Warping oneself into the future can easily be done by merely moving into a tight orbit around a black hole. The problem is in what the tide gradient is at that point, which determines whether you can survive the journey or get torn apart like warm taffy. If the orbital velocity is at relativistic levels, then you get time dilation and you age slowly as in a normal near-light speed journey.
The interesting thing about black holes is that theoretically they can be used for pseudo-time travel into the past via what are called Closed Time-like Curves, or CTCs for short. Supposedly, by traveling through the curve back to a time in the past, you create a pseudo-timeline which will merge back with the original time-line once you reach the point in the future from which you originated, leaving a lot of confused people picking up the peices afterward.

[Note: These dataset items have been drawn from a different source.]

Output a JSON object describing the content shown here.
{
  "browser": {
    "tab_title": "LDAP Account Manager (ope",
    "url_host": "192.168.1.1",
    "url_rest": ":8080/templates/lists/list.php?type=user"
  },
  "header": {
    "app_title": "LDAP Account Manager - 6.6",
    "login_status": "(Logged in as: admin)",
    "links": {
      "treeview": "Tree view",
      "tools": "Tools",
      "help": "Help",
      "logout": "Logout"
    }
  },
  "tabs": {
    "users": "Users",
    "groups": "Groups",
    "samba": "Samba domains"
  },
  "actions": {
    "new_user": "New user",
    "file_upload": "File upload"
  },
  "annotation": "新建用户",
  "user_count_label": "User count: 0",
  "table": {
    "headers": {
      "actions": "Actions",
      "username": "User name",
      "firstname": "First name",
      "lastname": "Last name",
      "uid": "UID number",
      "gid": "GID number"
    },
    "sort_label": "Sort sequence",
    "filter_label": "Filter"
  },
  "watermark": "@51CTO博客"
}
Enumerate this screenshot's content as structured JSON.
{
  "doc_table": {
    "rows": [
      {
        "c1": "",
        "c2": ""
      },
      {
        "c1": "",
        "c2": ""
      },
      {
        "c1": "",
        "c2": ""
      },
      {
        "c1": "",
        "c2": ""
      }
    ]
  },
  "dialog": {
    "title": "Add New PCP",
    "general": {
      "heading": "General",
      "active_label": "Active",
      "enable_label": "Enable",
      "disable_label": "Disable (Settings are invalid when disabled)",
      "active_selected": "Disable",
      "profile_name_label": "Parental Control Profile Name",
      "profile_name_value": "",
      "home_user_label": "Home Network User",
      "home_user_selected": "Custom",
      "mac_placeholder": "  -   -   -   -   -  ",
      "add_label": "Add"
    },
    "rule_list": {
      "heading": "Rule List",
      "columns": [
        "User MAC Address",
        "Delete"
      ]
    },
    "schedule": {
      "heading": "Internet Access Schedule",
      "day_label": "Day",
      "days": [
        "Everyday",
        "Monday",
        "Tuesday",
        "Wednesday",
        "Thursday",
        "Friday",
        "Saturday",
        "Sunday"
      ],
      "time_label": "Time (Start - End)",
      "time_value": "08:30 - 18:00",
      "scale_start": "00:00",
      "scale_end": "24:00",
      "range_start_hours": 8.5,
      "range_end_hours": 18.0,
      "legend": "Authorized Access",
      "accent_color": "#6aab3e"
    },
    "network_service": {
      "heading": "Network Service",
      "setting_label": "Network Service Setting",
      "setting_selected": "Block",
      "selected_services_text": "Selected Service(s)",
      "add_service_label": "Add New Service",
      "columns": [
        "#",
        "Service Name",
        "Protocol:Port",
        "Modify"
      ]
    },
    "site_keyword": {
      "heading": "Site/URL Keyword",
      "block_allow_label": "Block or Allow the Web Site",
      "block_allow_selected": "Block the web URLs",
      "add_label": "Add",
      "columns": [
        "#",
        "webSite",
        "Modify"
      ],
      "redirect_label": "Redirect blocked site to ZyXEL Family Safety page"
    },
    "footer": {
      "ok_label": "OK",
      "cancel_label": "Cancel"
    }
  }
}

There is some doubt whether you can move more than a few quanta into the past using this method, or even if the math is right or not.
Time will tell.
There have been a few good SF novels which hinge on this method, including the last of Arthur C. Clarke's Venus Prime series of novels, Norwood's Time Police, Prof. John Cramer's new novel Einstein's Bridge, and a novel called Kaleidoscope Century (I can't remember the author). I also get the impression that our own Damien Broderick used this concept for his Hex Gates in his fine novel The White Abacus.